Sunday, October 23, 2011

Family members of vets who commit suicide seek understanding

Sometimes, it doesn't matter how much you know or understand. Sometimes, it doesn't matter if you get everything right but they still end up losing so much hope they end their own lives. I know. It happened when my husband's nephew, another Vietnam Vet, took his own life in a motel room. It didn't matter how much I knew about PTSD or how hard I tried to talk to him. He just didn't want to listen. To this day his death haunts me. All of the "would, could and should" questions still come up every now and then.
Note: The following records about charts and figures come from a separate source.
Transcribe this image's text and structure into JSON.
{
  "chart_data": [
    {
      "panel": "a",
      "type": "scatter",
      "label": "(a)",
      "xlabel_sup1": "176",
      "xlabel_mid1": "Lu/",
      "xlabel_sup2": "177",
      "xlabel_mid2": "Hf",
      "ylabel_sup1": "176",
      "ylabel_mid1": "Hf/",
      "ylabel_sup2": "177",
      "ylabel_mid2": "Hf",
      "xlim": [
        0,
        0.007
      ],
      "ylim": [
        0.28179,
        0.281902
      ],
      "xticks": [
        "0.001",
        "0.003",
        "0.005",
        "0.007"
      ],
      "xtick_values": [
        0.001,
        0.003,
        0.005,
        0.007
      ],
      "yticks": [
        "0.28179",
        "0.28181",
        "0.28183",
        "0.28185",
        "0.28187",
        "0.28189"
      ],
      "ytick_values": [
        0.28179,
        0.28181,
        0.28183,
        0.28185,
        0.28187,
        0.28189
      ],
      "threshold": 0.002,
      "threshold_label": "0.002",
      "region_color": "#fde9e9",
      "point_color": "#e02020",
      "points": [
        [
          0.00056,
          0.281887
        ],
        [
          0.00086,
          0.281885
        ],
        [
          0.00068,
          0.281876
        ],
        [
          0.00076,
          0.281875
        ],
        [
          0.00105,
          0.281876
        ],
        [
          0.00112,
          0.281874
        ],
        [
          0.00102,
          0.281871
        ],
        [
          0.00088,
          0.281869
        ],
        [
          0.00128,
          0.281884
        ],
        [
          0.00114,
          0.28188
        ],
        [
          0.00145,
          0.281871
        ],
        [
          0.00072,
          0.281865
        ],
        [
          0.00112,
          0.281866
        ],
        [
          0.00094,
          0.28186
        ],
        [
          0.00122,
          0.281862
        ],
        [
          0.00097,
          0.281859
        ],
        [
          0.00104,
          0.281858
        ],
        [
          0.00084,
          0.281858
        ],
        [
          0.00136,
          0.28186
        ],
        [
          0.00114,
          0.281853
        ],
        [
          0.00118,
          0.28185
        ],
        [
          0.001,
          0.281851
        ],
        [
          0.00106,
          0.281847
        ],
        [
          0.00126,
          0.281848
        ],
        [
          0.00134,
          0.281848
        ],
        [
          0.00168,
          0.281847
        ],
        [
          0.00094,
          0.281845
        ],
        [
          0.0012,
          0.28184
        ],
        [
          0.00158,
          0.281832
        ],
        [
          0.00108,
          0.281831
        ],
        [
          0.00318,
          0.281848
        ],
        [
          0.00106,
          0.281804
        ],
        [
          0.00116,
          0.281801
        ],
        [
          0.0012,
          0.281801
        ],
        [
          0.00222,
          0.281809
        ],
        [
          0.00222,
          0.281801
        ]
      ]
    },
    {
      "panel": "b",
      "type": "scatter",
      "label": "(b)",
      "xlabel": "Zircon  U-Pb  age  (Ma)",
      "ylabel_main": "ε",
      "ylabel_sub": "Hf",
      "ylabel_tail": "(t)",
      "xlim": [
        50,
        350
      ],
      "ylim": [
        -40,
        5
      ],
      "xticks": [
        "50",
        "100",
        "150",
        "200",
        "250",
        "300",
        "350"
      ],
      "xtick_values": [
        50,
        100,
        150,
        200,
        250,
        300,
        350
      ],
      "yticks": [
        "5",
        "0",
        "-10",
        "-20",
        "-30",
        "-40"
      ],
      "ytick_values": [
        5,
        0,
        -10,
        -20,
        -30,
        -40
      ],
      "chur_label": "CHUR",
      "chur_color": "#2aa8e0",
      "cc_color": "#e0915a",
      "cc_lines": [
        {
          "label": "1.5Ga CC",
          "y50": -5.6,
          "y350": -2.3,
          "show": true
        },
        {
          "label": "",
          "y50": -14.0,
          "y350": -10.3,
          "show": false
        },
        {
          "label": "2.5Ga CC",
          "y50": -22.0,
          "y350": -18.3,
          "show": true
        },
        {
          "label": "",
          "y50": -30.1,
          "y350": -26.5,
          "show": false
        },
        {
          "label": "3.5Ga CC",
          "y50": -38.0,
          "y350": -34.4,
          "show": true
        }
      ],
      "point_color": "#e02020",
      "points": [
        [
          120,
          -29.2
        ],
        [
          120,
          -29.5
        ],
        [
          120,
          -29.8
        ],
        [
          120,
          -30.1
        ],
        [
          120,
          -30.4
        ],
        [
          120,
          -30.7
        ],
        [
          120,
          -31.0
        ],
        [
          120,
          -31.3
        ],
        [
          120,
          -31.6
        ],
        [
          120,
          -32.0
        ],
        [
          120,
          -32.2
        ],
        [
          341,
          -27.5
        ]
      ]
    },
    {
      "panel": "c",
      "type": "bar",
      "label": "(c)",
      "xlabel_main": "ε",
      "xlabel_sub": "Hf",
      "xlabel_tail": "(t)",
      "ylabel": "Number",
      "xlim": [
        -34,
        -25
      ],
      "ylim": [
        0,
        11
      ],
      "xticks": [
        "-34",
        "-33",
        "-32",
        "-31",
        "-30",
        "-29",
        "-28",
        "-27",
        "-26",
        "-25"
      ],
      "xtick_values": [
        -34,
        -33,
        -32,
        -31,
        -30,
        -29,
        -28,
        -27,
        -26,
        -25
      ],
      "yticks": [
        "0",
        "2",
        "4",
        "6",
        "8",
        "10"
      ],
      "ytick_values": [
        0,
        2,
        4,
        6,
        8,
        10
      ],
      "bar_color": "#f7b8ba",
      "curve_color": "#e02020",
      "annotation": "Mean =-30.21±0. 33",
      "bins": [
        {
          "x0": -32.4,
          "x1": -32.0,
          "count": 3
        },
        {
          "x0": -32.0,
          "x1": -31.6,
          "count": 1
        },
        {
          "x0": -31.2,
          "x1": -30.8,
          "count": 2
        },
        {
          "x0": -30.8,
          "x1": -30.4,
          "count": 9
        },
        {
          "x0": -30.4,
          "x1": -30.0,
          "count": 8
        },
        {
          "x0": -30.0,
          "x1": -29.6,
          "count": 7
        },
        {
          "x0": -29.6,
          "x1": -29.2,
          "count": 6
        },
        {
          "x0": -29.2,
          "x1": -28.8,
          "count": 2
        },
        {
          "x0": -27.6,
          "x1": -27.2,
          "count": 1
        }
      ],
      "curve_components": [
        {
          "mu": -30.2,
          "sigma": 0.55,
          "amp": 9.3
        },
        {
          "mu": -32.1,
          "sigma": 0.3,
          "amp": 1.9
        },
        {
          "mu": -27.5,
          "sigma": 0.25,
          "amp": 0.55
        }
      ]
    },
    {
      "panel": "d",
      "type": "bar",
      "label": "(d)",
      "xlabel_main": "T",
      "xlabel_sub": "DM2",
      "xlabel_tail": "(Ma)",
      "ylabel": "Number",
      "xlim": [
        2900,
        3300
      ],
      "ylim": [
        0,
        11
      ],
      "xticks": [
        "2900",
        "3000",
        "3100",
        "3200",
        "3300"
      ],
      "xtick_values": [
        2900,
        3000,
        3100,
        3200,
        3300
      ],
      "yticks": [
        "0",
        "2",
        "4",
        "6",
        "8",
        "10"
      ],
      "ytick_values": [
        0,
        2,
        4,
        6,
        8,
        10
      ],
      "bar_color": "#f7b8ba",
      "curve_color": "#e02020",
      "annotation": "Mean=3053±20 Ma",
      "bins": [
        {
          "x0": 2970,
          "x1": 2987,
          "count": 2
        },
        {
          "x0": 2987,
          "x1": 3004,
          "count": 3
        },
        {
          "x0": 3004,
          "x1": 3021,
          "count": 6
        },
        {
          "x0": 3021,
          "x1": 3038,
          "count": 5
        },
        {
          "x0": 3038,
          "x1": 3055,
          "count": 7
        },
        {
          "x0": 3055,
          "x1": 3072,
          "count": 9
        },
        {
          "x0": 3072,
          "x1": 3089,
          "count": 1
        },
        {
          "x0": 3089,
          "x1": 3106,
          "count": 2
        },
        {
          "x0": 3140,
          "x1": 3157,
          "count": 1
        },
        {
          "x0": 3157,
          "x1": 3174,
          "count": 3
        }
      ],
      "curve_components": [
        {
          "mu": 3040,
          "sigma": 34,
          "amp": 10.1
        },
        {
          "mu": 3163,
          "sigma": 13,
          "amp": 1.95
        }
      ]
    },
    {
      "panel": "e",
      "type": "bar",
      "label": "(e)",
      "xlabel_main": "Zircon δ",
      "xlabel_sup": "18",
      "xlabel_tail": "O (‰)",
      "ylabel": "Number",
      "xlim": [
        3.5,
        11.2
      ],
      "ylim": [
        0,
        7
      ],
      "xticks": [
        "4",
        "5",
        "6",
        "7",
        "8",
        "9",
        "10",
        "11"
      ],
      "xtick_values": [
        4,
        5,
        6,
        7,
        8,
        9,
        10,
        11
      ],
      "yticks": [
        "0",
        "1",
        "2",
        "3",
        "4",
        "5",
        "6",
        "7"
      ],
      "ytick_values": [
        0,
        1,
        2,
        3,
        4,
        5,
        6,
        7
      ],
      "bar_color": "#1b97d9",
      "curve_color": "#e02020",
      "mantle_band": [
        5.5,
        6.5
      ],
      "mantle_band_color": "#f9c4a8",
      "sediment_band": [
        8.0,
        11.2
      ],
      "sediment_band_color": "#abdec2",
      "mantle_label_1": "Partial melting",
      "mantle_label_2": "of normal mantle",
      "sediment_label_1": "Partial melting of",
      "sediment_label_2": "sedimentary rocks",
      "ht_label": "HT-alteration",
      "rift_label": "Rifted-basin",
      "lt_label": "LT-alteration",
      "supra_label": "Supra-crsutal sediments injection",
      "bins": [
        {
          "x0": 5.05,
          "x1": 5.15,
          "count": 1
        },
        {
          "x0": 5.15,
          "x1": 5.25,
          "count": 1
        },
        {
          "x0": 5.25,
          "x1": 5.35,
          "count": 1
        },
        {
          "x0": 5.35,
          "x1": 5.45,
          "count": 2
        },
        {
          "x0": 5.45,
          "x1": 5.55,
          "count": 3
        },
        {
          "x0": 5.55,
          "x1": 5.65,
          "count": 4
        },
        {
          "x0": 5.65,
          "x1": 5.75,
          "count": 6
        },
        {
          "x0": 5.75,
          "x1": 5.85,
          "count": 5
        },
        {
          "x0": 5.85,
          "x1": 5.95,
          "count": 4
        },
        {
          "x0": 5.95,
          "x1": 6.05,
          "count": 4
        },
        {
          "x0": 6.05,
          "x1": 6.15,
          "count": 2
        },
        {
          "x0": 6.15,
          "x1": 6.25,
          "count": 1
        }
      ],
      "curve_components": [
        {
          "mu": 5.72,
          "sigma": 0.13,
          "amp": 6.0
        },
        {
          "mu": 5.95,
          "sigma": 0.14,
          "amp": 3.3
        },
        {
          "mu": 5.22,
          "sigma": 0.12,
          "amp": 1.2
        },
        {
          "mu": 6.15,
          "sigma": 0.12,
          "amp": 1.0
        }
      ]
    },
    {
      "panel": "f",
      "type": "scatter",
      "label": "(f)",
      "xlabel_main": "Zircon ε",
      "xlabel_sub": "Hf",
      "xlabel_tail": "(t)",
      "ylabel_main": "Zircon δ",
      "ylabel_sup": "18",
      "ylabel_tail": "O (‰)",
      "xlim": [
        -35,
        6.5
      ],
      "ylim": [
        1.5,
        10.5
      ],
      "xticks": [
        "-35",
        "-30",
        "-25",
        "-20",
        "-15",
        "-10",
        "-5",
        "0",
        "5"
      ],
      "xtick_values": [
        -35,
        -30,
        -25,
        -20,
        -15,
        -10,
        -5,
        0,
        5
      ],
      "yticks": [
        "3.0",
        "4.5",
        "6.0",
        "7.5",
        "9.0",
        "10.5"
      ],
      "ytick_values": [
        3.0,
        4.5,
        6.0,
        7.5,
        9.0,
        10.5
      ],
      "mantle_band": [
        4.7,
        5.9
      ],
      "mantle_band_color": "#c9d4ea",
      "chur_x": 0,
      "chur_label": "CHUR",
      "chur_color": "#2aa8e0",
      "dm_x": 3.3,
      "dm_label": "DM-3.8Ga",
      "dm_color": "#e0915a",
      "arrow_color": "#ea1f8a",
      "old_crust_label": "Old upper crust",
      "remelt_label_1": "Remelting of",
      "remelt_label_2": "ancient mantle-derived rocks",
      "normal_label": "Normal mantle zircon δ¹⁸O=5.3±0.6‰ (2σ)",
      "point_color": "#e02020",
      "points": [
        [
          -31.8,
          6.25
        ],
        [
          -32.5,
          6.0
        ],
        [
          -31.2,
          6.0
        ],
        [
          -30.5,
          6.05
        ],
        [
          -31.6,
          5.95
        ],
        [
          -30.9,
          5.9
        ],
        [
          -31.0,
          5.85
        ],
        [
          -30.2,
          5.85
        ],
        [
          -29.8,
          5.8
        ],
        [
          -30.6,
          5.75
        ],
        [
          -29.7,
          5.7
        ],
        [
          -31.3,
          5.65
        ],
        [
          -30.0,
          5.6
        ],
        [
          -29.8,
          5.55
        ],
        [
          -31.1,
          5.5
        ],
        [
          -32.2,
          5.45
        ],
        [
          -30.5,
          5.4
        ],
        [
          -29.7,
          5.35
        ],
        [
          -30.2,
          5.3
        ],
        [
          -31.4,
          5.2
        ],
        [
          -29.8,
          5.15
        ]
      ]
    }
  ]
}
Maybe losing him pushes me past the place where I want to stop doing this but then I think of how my own husband is still here, and I know there are many more who can still be saved.

Family members of vets who commit suicide seek understanding
October 22, 2011 8:38 PM
RYAN MAYE HANDY
THE GAZETTE
Sgt. Nick Pansini did not come home to die.


Pansini, from Littleton, joined the Marines 5th Air Naval Gunfire Liaison Company (ANGLICO) after he finished high school in 2005. After three years in Okinawa and tours in Iraq in 2008 and 2009, he was ready to return to civilian life.

He got a job, a girlfriend and dog, and filled his spare time by riding his mountain bike and putting together two hot rod cars. Nick’s father, Joe Pansini, thought his son had moved on from his war experiences, and was keeping busy.

He learned later that there was one thing Nick was not doing.

“At what point did he deal with his war experience? He did not,” Joe said on Saturday.

Nick Pansini shot himself in his own home in Littleton on July 22, 2010. He was 23 years old and had been out of the Marines for about a year.